Varicella zoster, Hepatitis C virus and H pylori infections have found all to be increasing the risk of a patient suffering from Parkinson disease. While Herpes Simple (HSV-1), Epson Barr virus, HIV virus and the Japanese Encephalitis virus are more Prevalent in Parkinson disease than in the general population.

SARS-CoV-2 infection may be in a silent mode even if the virus may no longer be present in the immune system, but remains rampant. The world was caught off guard by the first wave of COVID-19 but it appears that the neurologists are confident they will be ready for the next wave of neurological sequelae such as Parkinson disease in Australia, a national screening program is being developed and scientists are applying for grants to help them catch the early signs of Parkinson Disease.
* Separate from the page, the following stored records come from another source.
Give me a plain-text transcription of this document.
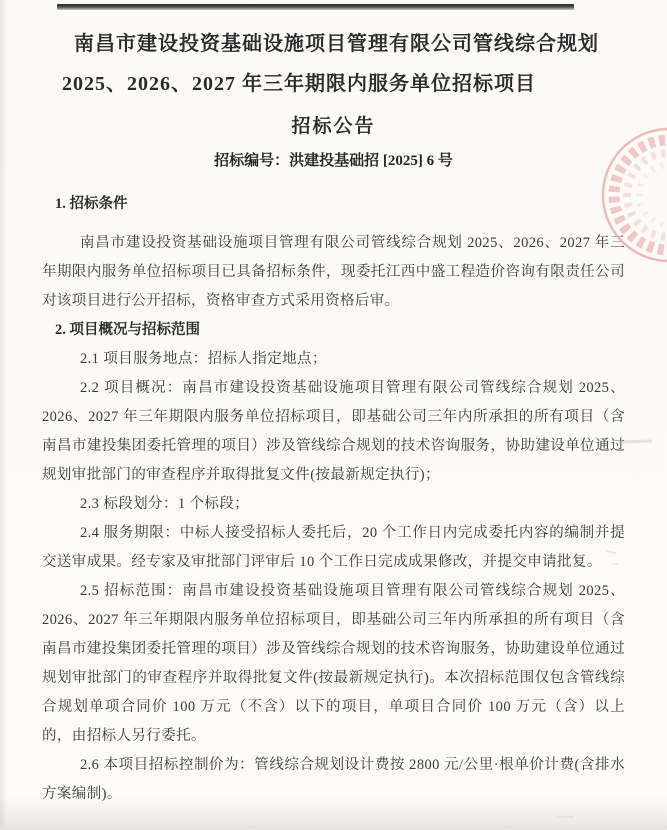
南昌市建设投资基础设施项目管理有限公司管线综合规划
2025、2026、2027 年三年期限内服务单位招标项目
招标公告
招标编号：洪建投基础招 [2025] 6 号
1. 招标条件

南昌市建设投资基础设施项目管理有限公司管线综合规划 2025、2026、2027 年三年期限内服务单位招标项目已具备招标条件，现委托江西中盛工程造价咨询有限责任公司对该项目进行公开招标，资格审查方式采用资格后审。

2. 项目概况与招标范围

2.1 项目服务地点：招标人指定地点；

2.2 项目概况：南昌市建设投资基础设施项目管理有限公司管线综合规划 2025、2026、2027 年三年期限内服务单位招标项目，即基础公司三年内所承担的所有项目（含南昌市建投集团委托管理的项目）涉及管线综合规划的技术咨询服务，协助建设单位通过规划审批部门的审查程序并取得批复文件(按最新规定执行)；

2.3 标段划分：1 个标段；

2.4 服务期限：中标人接受招标人委托后，20 个工作日内完成委托内容的编制并提交送审成果。经专家及审批部门评审后 10 个工作日完成成果修改，并提交申请批复。

2.5 招标范围：南昌市建设投资基础设施项目管理有限公司管线综合规划 2025、2026、2027 年三年期限内服务单位招标项目，即基础公司三年内所承担的所有项目（含南昌市建投集团委托管理的项目）涉及管线综合规划的技术咨询服务，协助建设单位通过规划审批部门的审查程序并取得批复文件(按最新规定执行)。本次招标范围仅包含管线综合规划单项合同价 100 万元（不含）以下的项目，单项目合同价 100 万元（含）以上的，由招标人另行委托。

2.6 本项目招标控制价为：管线综合规划设计费按 2800 元/公里·根单价计费(含排水方案编制)。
They know well the way no cure has ever been developed for this disease.

No other coronaviruses have acted like the SARS-CoV-2 although a 1992 study has detected antibody protection against common cold causing the coronavirus to reach the cerebrospinal fluid of Parkinson disease patients. Nothing can be concluded from this experience but may simply indicate that Parkinson disease patients are more susceptible to coronavirus infections rather than coronavirus itself inducing Parkinson disease.  It has been demonstrated that many other pathogens can accelerate Parkinson disease progression while the brain become infected. We will have to attest if in the future such theory can be proven. pathogens can accelerate Parkinson disease progression while the brain become infected. Are there any risk factors involved like age, sex, head trauma, exposure to toxic metal, or certain psychiatric drugs? Are there any protective factors like exercises, Vitamins D or E or even caffeine intake? Let us wait what the post COVID19 era will bring us.

Three cases of COVID19 were documented with symptoms of Parkinson’s disease month later after the onset. There was no known family history nor the three patients have shown any previous signs of Parkinson disease but they have demonstrated brain abnormalities in the nigrostriatal system which control the body movement. Only one patient recovered and the other one have received the usual therapy received by Parkinson patients.

SARS-CoV-2 virus is known to be able to injure the brain. Evidence can be speculative let us agree that this virus can also hasten the progression of Parkinson in at least susceptible persons.